Another top factor that would encourage one-third of the contractors participating in the study to invest more in cybersecurity is more awareness of how cyberattacks occur on businesses of their size. It is particularly difficult to prepare for an attack if there isn’t enough information about how these attacks are accomplished. All these findings show that the industry needs more information to better understand the level of the threats they face and how best to prepare for them.

Protection from Cyberattacks

The good news is that the study revealed that many contractors already have in place some basic protection from cyberattacks. Security systems are the most adopted method in the industry.

80% of contractors back up their data daily. This is a particularly common practice among midsize (80%) and large (88%) companies but is reported less frequently by small ones (61%). Use of firewalls and anti-malware software is standard practice across the industry, with both adopted by over 90% of all civil contractors and use among small companies nearly at the same level as use by large ones.

Email security software is also widely used, with 85% or more of midsize to large firms using these tools and 73% of small firms doing so. However, large companies are much more likely to respond to the need to make sure their staff does not make them vulnerable to a cyberattack.

This is an area that small and midsize companies need to consider more seriously to improve their defense. 80% of large companies have documented cybersecurity policies, but only 56% of midsize ones and 28% of small ones have them. 65% of large companies engage in cybersecurity training for their staff, but midsize companies (42%) do so less frequently, and such training is rare in small companies (13%). 

 

Insurance policies covering cybersecurity also see a wide disparity by company type, with large companies (58%) more frequently investing in them than midsize (35%) or small companies (28%). However, over half (52%) of those who do not currently have these policies are considering putting them in place in the next few years. 

The study also looked at adoption of several other measures in the industry, including use of multifactor identification, enterprise password managers, mobile device action plans, protected internet of things (IoT) devices and creating an incident response playbook. 

For each of these, use by large companies was far more extensive than among midsize and small companies, and none of them are used by more than half of all the contractors who participated in the study.
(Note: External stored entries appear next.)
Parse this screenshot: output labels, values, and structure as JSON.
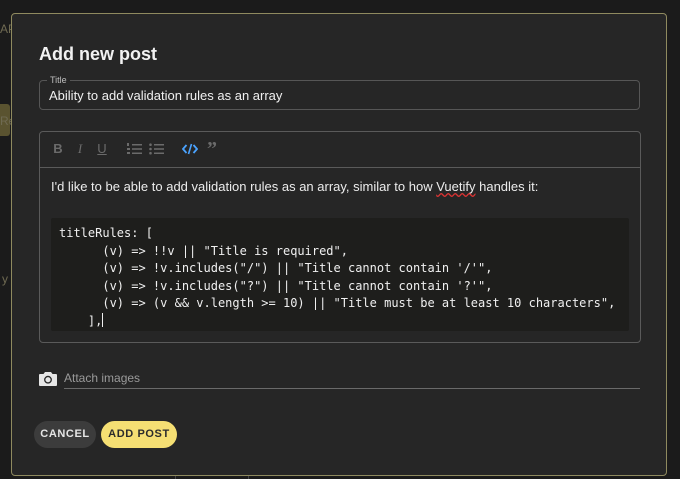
{
  "background": {
    "top_left_fragment": "AP",
    "side_fragment_1": "Re",
    "side_fragment_2": "y"
  },
  "dialog": {
    "title": "Add new post",
    "title_field": {
      "legend": "Title",
      "value": "Ability to add validation rules as an array"
    },
    "editor": {
      "toolbar": [
        {
          "icon": "bold-icon",
          "glyph": "B"
        },
        {
          "icon": "italic-icon",
          "glyph": "I"
        },
        {
          "icon": "underline-icon",
          "glyph": "U"
        },
        {
          "icon": "ordered-list-icon"
        },
        {
          "icon": "bullet-list-icon"
        },
        {
          "icon": "code-icon",
          "active": true
        },
        {
          "icon": "quote-icon",
          "glyph": "”"
        }
      ],
      "paragraph_before": "I'd like to be able to add validation rules as an array, similar to how ",
      "paragraph_misspelled": "Vuetify",
      "paragraph_after": " handles it:",
      "code_lines": [
        "titleRules: [",
        "      (v) => !!v || \"Title is required\",",
        "      (v) => !v.includes(\"/\") || \"Title cannot contain '/'\",",
        "      (v) => !v.includes(\"?\") || \"Title cannot contain '?'\",",
        "      (v) => (v && v.length >= 10) || \"Title must be at least 10 characters\",",
        "    ],"
      ]
    },
    "attach_label": "Attach images",
    "buttons": {
      "cancel": "CANCEL",
      "add": "ADD POST"
    }
  },
  "colors": {
    "accent": "#f5df73",
    "code_active": "#4aa3ff",
    "dialog_border": "#8f8a5f"
  }
}
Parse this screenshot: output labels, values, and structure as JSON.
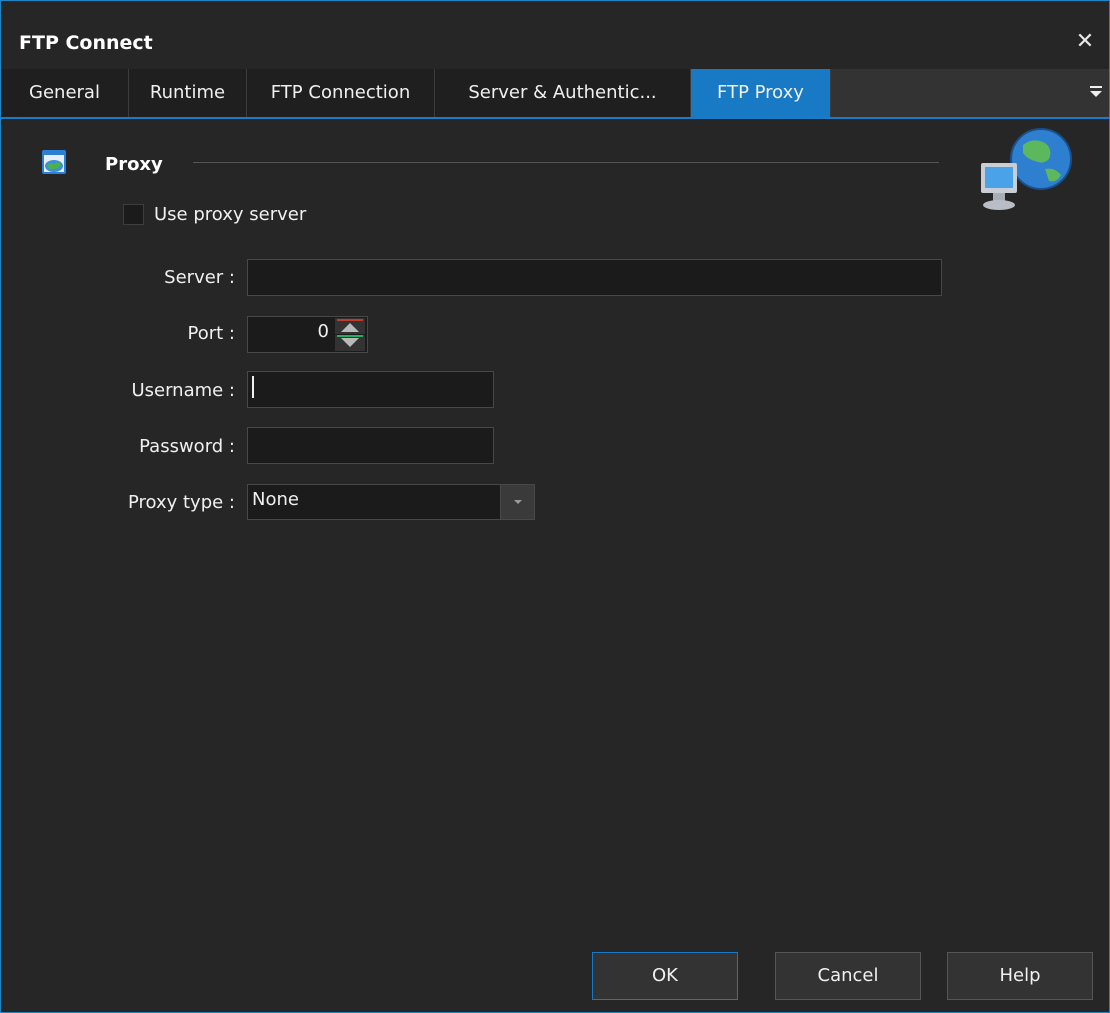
{
  "window": {
    "title": "FTP Connect",
    "close_icon": "close-icon"
  },
  "tabs": [
    {
      "label": "General",
      "active": false
    },
    {
      "label": "Runtime",
      "active": false
    },
    {
      "label": "FTP Connection",
      "active": false
    },
    {
      "label": "Server & Authentic...",
      "active": false
    },
    {
      "label": "FTP Proxy",
      "active": true
    }
  ],
  "tab_menu_icon": "overflow-menu-icon",
  "proxy": {
    "group_title": "Proxy",
    "group_icon": "proxy-window-icon",
    "decor_icon": "network-globe-icon",
    "use_proxy_label": "Use proxy server",
    "use_proxy_checked": false,
    "server_label": "Server :",
    "server_value": "",
    "port_label": "Port :",
    "port_value": "0",
    "username_label": "Username :",
    "username_value": "",
    "password_label": "Password :",
    "password_value": "",
    "proxy_type_label": "Proxy type :",
    "proxy_type_value": "None"
  },
  "buttons": {
    "ok": "OK",
    "cancel": "Cancel",
    "help": "Help"
  },
  "colors": {
    "accent": "#1879c4",
    "background": "#262626",
    "input_background": "#1b1b1b"
  }
}
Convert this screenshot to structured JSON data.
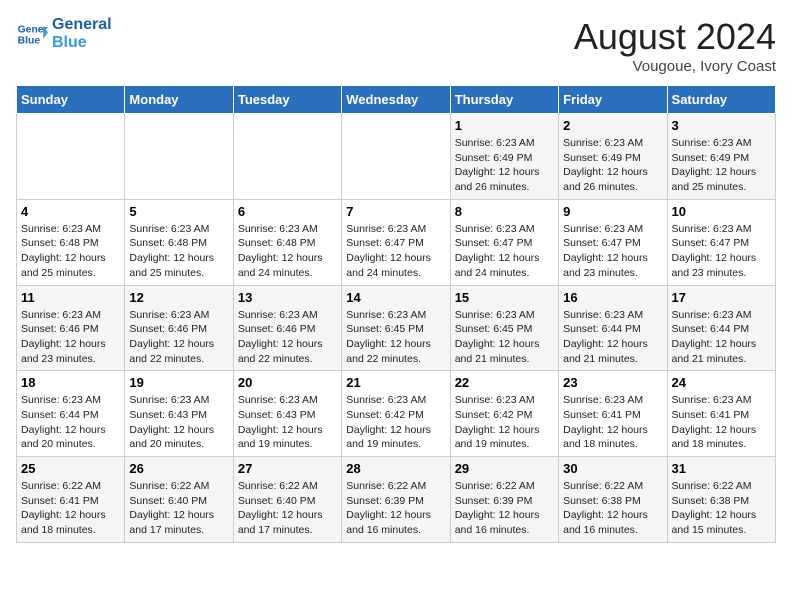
{
  "header": {
    "logo_line1": "General",
    "logo_line2": "Blue",
    "title": "August 2024",
    "subtitle": "Vougoue, Ivory Coast"
  },
  "weekdays": [
    "Sunday",
    "Monday",
    "Tuesday",
    "Wednesday",
    "Thursday",
    "Friday",
    "Saturday"
  ],
  "weeks": [
    [
      {
        "day": "",
        "info": ""
      },
      {
        "day": "",
        "info": ""
      },
      {
        "day": "",
        "info": ""
      },
      {
        "day": "",
        "info": ""
      },
      {
        "day": "1",
        "info": "Sunrise: 6:23 AM\nSunset: 6:49 PM\nDaylight: 12 hours and 26 minutes."
      },
      {
        "day": "2",
        "info": "Sunrise: 6:23 AM\nSunset: 6:49 PM\nDaylight: 12 hours and 26 minutes."
      },
      {
        "day": "3",
        "info": "Sunrise: 6:23 AM\nSunset: 6:49 PM\nDaylight: 12 hours and 25 minutes."
      }
    ],
    [
      {
        "day": "4",
        "info": "Sunrise: 6:23 AM\nSunset: 6:48 PM\nDaylight: 12 hours and 25 minutes."
      },
      {
        "day": "5",
        "info": "Sunrise: 6:23 AM\nSunset: 6:48 PM\nDaylight: 12 hours and 25 minutes."
      },
      {
        "day": "6",
        "info": "Sunrise: 6:23 AM\nSunset: 6:48 PM\nDaylight: 12 hours and 24 minutes."
      },
      {
        "day": "7",
        "info": "Sunrise: 6:23 AM\nSunset: 6:47 PM\nDaylight: 12 hours and 24 minutes."
      },
      {
        "day": "8",
        "info": "Sunrise: 6:23 AM\nSunset: 6:47 PM\nDaylight: 12 hours and 24 minutes."
      },
      {
        "day": "9",
        "info": "Sunrise: 6:23 AM\nSunset: 6:47 PM\nDaylight: 12 hours and 23 minutes."
      },
      {
        "day": "10",
        "info": "Sunrise: 6:23 AM\nSunset: 6:47 PM\nDaylight: 12 hours and 23 minutes."
      }
    ],
    [
      {
        "day": "11",
        "info": "Sunrise: 6:23 AM\nSunset: 6:46 PM\nDaylight: 12 hours and 23 minutes."
      },
      {
        "day": "12",
        "info": "Sunrise: 6:23 AM\nSunset: 6:46 PM\nDaylight: 12 hours and 22 minutes."
      },
      {
        "day": "13",
        "info": "Sunrise: 6:23 AM\nSunset: 6:46 PM\nDaylight: 12 hours and 22 minutes."
      },
      {
        "day": "14",
        "info": "Sunrise: 6:23 AM\nSunset: 6:45 PM\nDaylight: 12 hours and 22 minutes."
      },
      {
        "day": "15",
        "info": "Sunrise: 6:23 AM\nSunset: 6:45 PM\nDaylight: 12 hours and 21 minutes."
      },
      {
        "day": "16",
        "info": "Sunrise: 6:23 AM\nSunset: 6:44 PM\nDaylight: 12 hours and 21 minutes."
      },
      {
        "day": "17",
        "info": "Sunrise: 6:23 AM\nSunset: 6:44 PM\nDaylight: 12 hours and 21 minutes."
      }
    ],
    [
      {
        "day": "18",
        "info": "Sunrise: 6:23 AM\nSunset: 6:44 PM\nDaylight: 12 hours and 20 minutes."
      },
      {
        "day": "19",
        "info": "Sunrise: 6:23 AM\nSunset: 6:43 PM\nDaylight: 12 hours and 20 minutes."
      },
      {
        "day": "20",
        "info": "Sunrise: 6:23 AM\nSunset: 6:43 PM\nDaylight: 12 hours and 19 minutes."
      },
      {
        "day": "21",
        "info": "Sunrise: 6:23 AM\nSunset: 6:42 PM\nDaylight: 12 hours and 19 minutes."
      },
      {
        "day": "22",
        "info": "Sunrise: 6:23 AM\nSunset: 6:42 PM\nDaylight: 12 hours and 19 minutes."
      },
      {
        "day": "23",
        "info": "Sunrise: 6:23 AM\nSunset: 6:41 PM\nDaylight: 12 hours and 18 minutes."
      },
      {
        "day": "24",
        "info": "Sunrise: 6:23 AM\nSunset: 6:41 PM\nDaylight: 12 hours and 18 minutes."
      }
    ],
    [
      {
        "day": "25",
        "info": "Sunrise: 6:22 AM\nSunset: 6:41 PM\nDaylight: 12 hours and 18 minutes."
      },
      {
        "day": "26",
        "info": "Sunrise: 6:22 AM\nSunset: 6:40 PM\nDaylight: 12 hours and 17 minutes."
      },
      {
        "day": "27",
        "info": "Sunrise: 6:22 AM\nSunset: 6:40 PM\nDaylight: 12 hours and 17 minutes."
      },
      {
        "day": "28",
        "info": "Sunrise: 6:22 AM\nSunset: 6:39 PM\nDaylight: 12 hours and 16 minutes."
      },
      {
        "day": "29",
        "info": "Sunrise: 6:22 AM\nSunset: 6:39 PM\nDaylight: 12 hours and 16 minutes."
      },
      {
        "day": "30",
        "info": "Sunrise: 6:22 AM\nSunset: 6:38 PM\nDaylight: 12 hours and 16 minutes."
      },
      {
        "day": "31",
        "info": "Sunrise: 6:22 AM\nSunset: 6:38 PM\nDaylight: 12 hours and 15 minutes."
      }
    ]
  ]
}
The study did suggest one possible resource for expertise on many of these less widely adopted practices. The most used method was employing documented cybersecurity practices (90% of those surveyed). Owners of civil construction projects also indicated the degree to which they use many of these methods, and unlike the contractors, they are widely adopted by owners in this sector.

Take a look at Figure 2 for more on how project owners are handling cybersecurity. Since Dodge research with owners reveals that owners are seeking to increase their digital workflows with contractors, the digital security of those contractors has a direct impact on the degree to which their own organizations are protected against cyber threats.

 

Therefore, sharing their expertise about documented cybersecurity policies, cybersecurity training and a mobile device action plan, among other areas, could help make their organizations more secure, and it would certainly help contractors better prepare for the cyber threats they will face in the future.

The data demonstrates that many contractors take cybersecurity seriously, but that many are also operating with too little information. It suggests that companies should consider making themselves more secure, and perhaps even hiring a potential source of expertise that they can work with to improve their security in the future.